Among women without opioid use disorder (and therefore not exposed to opioid maintenance therapy), delayed villous maturation was identified in 5.7% of placentas while the prevalence among women treated with buprenorphine or methadone was 8.1% and 10.8%. Overall, the crude odds of being diagnosed with delayed villous maturation were significantly greater in those exposed to opioid maintenance therapy compared to those not exposed (odds ratio, 1.86; 95% confidence interval, 1.20–2.89). When considered separately, women treated with methadone had significantly greater odds of having a placenta with delayed villous maturation than women without exposure to opioid maintenance therapy (odds ratio, 2.00; 95% confidence interval, 1.52–3.20). Women treated with buprenorphine did not have significantly greater odds of this placental diagnosis when compared to the women unexposed to opioid maintenance therapy (odds ratio, 1.46; 95% confidence interval, 0.64–3.31). Results were similar after accounting for smoking.

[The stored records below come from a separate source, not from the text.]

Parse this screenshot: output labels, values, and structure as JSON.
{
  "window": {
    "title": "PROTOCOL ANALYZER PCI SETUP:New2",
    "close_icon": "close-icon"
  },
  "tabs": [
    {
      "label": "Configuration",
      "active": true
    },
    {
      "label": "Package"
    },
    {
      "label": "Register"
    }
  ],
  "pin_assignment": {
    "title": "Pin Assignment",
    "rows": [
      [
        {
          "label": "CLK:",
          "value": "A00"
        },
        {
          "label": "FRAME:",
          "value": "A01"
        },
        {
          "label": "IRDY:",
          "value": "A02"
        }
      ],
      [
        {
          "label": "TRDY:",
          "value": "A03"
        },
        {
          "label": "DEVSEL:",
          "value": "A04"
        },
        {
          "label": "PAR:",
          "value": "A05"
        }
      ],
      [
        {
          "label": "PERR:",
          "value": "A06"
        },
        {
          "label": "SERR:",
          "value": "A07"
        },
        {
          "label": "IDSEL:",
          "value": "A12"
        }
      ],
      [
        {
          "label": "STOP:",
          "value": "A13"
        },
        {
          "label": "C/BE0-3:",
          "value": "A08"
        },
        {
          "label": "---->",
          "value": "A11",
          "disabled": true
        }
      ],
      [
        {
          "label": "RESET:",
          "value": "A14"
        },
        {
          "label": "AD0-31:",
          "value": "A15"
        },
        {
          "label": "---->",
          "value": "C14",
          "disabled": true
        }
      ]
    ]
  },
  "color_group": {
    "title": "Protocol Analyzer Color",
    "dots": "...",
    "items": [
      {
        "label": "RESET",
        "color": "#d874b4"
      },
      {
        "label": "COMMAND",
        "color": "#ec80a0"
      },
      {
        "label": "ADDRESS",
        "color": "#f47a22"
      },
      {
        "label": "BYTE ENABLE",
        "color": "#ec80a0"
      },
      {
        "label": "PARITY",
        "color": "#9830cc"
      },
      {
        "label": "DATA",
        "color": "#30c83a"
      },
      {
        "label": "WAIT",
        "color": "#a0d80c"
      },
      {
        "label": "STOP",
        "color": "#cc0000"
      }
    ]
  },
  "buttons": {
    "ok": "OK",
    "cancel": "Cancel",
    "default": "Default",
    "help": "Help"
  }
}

Delayed villous maturation was more common in the placentas of women exposed to opioid maintenance therapy. Further studies are required to characterize rates and extent of delayed villous maturation in the general population as well as to differentiate between possible effects of opioid exposure (eg, heroin, illicit use of prescription opioids) vs those of opioid maintenance therapy (buprenorphine and methadone).